Les fonds de garantie agricole au Sénégal

Le Fonds de Garantie des Investissements prioritaires (FONGIP) du Sénégal date de 2013. Il a été doté par l’Etat de 10 milliards de Francs CFA dans un premier temps, et il devrait atteindre 50 milliards de FCFA en 2016. Ce fonds a pour objet d’améliorer les conditions de financement des opérateurs économiques intervenant dans les filières prioritaires telles qu’identifiées dans le PSE (Plan Sénégal Emergent) en apportant des garanties aux prêts bancaires (BNDE, BICI, instruments de microfinance, etc.), de l’accompagnement technique ou de la bonification d’intérêts pour de petits projets. Le FONGIP agira en complémentarité avec ces entités comme un effet de levier pour mobiliser les ressources financières publiques et privées destinées aux PME : effet de levier recherché par la garantie de portefeuille auprès des banques qui vont lever des fonds.
Divers partenaires techniques et financiers soutiennent le gouvernement sénégalais dans le développement de fonds de garantie agricole. Ainsi, le Programme des Nations unies pour le développement (PNUD) finance un programme d’urgence de développement communautaire (PUDC), géré directement par la primature, et dont un volet d’accès au financement est doté de 3 à 4 milliards de FCFA, avec un effet levier attendu de 12 milliards. Une garantie serait apportée à des institutions bancaires à hauteur de 500 millions et celles-ci prêteraient pour un montant de l’ordre de 2 milliards de FCFA pour la production d’oignons. L’USAID est également impliquée avec son programme DCA (Development Credit Authority), qui a mis à disposition 31 millions de dollars US entre 2012 et 2014 pour couvrir les éventuels défauts de remboursement. Le programme DCA a signé des contrats avec diverses entreprises privées sénégalaises, comme la société LOCAFRIQUE, spécialisée dans le financement du matériel agricole sur la base de crédit-bail. Dans ce dernier cas, le montant de la garantie de portefeuille est de 5,6 millions de dollars pour une période de dix ans. D’autres partenariats ont été signés avec Planetgarantie ainsi que la Compagnie nationale d’assurance agricole du Sénégal pour des programmes d’assurance indicielle contre le risque de sécheresse pour la culture du maïs, du mil et du riz pluvial.
Source : Gabas, Ribier, 2015.

Les fonds d’investissement

14Les fonds d’investissement s’inscrivent dans une filière agro-financière dans laquelle des investisseurs institutionnels publics et privés prennent des participations dans des fonds ou firmes de private equity (Ducastel, 2016), qui eux-mêmes prennent des participations dans des entreprises en apportant des fonds propres. Divers fonds d’investissement ciblant le secteur agricole en Afrique se sont constitués ces dernières années, dont certains peuvent être mentionnés à titre illustratif.

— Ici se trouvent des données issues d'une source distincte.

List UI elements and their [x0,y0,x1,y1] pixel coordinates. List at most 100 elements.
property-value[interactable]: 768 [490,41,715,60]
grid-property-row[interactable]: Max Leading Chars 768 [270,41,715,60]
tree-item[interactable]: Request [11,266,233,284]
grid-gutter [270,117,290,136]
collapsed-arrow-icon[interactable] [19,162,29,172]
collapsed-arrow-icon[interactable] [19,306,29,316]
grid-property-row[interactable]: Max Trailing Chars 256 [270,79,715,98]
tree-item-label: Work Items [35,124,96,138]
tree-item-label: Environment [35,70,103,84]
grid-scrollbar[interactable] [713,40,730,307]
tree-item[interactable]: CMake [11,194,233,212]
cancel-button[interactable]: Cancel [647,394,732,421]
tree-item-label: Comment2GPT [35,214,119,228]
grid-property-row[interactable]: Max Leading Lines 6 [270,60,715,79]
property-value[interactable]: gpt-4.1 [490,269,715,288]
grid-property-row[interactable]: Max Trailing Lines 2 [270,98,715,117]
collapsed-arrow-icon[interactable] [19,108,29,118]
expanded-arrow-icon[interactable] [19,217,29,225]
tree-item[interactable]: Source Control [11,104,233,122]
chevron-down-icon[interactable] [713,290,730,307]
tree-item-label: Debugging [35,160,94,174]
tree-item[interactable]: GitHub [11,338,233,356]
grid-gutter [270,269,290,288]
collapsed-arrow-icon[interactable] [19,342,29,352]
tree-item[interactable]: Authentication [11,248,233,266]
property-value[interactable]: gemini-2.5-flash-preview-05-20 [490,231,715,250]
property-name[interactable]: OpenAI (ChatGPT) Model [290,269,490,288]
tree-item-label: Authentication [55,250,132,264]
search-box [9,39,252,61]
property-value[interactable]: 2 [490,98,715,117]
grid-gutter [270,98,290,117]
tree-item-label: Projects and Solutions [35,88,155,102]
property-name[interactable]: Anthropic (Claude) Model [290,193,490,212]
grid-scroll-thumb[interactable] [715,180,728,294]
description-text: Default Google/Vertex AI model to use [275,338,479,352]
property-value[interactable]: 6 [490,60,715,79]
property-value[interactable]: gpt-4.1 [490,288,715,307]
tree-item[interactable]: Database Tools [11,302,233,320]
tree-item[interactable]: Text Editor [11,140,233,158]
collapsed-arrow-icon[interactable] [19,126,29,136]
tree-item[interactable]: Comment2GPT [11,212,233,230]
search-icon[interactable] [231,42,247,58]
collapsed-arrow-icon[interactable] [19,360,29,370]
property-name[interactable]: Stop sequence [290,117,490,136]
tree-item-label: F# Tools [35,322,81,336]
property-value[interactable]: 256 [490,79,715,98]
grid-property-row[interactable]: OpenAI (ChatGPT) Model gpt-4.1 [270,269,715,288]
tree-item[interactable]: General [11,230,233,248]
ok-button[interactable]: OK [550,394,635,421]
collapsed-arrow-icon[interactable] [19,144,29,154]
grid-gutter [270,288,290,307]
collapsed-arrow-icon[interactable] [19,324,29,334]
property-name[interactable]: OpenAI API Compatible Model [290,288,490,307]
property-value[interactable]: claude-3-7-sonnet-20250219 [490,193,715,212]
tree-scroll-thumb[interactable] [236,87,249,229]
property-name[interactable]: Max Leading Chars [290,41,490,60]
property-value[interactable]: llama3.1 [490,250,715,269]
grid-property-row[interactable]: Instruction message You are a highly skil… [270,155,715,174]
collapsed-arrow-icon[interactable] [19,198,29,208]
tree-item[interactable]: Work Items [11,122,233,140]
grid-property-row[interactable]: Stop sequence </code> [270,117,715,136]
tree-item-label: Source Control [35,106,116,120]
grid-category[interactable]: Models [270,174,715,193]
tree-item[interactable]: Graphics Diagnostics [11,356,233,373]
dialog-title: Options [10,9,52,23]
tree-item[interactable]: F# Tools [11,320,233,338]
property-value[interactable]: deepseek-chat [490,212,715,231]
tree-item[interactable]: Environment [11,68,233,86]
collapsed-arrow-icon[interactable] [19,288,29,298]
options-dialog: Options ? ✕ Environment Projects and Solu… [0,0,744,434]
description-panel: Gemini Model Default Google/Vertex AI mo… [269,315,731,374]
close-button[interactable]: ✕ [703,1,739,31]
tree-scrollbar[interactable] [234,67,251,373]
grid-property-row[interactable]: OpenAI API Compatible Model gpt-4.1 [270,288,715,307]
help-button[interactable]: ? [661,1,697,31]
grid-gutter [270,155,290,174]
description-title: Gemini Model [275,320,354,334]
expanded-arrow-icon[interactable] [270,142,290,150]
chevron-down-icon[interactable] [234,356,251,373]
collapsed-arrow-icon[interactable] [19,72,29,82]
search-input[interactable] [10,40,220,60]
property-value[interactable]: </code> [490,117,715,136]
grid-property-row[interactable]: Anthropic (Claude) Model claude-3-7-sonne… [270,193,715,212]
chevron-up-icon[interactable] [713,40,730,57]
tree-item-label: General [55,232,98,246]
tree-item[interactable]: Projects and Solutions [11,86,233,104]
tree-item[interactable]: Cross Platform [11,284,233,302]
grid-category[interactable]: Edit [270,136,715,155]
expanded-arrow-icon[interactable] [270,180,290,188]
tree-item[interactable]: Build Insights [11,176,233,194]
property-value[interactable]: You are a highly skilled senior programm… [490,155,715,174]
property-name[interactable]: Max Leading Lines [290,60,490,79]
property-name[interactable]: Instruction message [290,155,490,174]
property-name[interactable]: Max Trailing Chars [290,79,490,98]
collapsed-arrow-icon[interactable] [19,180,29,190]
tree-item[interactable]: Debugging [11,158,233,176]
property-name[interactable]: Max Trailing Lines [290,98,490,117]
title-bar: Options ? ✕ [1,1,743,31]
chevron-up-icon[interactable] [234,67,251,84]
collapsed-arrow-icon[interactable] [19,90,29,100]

15Le Fonds Investisseurs et Partenaires (I&P), créé en 2002, est progressivement monté en puissance et intervient désormais dans quinze pays d’Afrique subsaharienne avec l’objectif d’accompagner et de financer des PME africaines sous forme de prises de participation minoritaire et/ou de prêts. Créé en 2009, Injaro Investments Limited est un gestionnaire de fonds spécialisé en Afrique de l’Ouest. Il souhaite appuyer des entreprises agricoles en affectant efficacement les capitaux et en gérant ces entreprises en portefeuille. Le Fonds Moringa soutient le développement de projets de plantations forestières (biomasse, bois de chauffage ou bois d’œuvre), systématiquement associées à une composante agricole (cultures de première nécessité, cultures d’exportation de niche ou élevage), avec des investissements d’un montant unitaire compris entre 4 et 10 millions d’euros. D’autres fonds, largement présents en Afrique du Sud comme Emvest, Agri-Vie, African Agricultural Fund, Transfarm Africa etc (Ducastel, Anseeuw 2011 ; Ducastel, 2016), ont vocation à se développer dans d’autres pays d’Afrique.

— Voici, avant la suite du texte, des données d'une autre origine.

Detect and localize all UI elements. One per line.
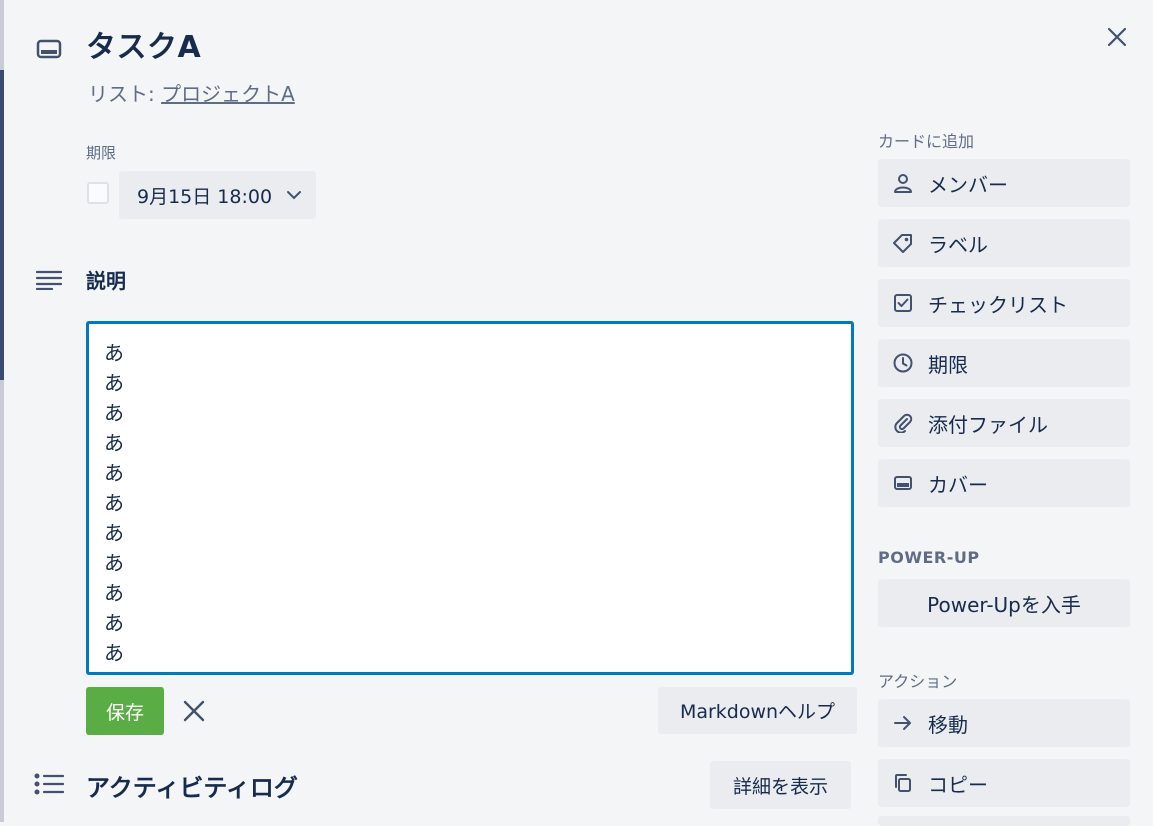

16Ces fonds mobilisent généralement un panel d’investisseurs divers combinant secteur public et secteur privé : s’y côtoient fréquemment des investisseurs institutionnels (Banque européenne d’investissement, Proparco/AFD, DFID, Impact Fund, FMO), des entreprises privées, des fondations (Rockefeller, Gates, Rothschild, Harvard), des investisseurs individuels, des compagnies d’assurances ou encore des fonds de pension. Si la Société Financière Internationale (SFI) du groupe Banque mondiale est largement présente dans ces fonds depuis les années 1980, l’implication des investisseurs institutionnels issus du secteur public des pays européens est beaucoup plus récente. L’Agence française de développement a ainsi créé en 2009 le FISEA (Fonds d’Investissement et de Soutien aux Entreprises en Afrique), géré par PROPARCO et doté de 250 millions d’euros. La Société Financière de développement FMO, directement liée à l’Etat néerlandais, est la banque internationale de financement du secteur privé des Pays-Bas. La coopération anglaise DFID a créé en 2012 un Fonds d’Impact doté de 75 millions de livres sterling, géré par la Commonwealth Development Corporation (CDC), institution financière britannique de développement, qui se charge de sélectionner les gestionnaires des fonds.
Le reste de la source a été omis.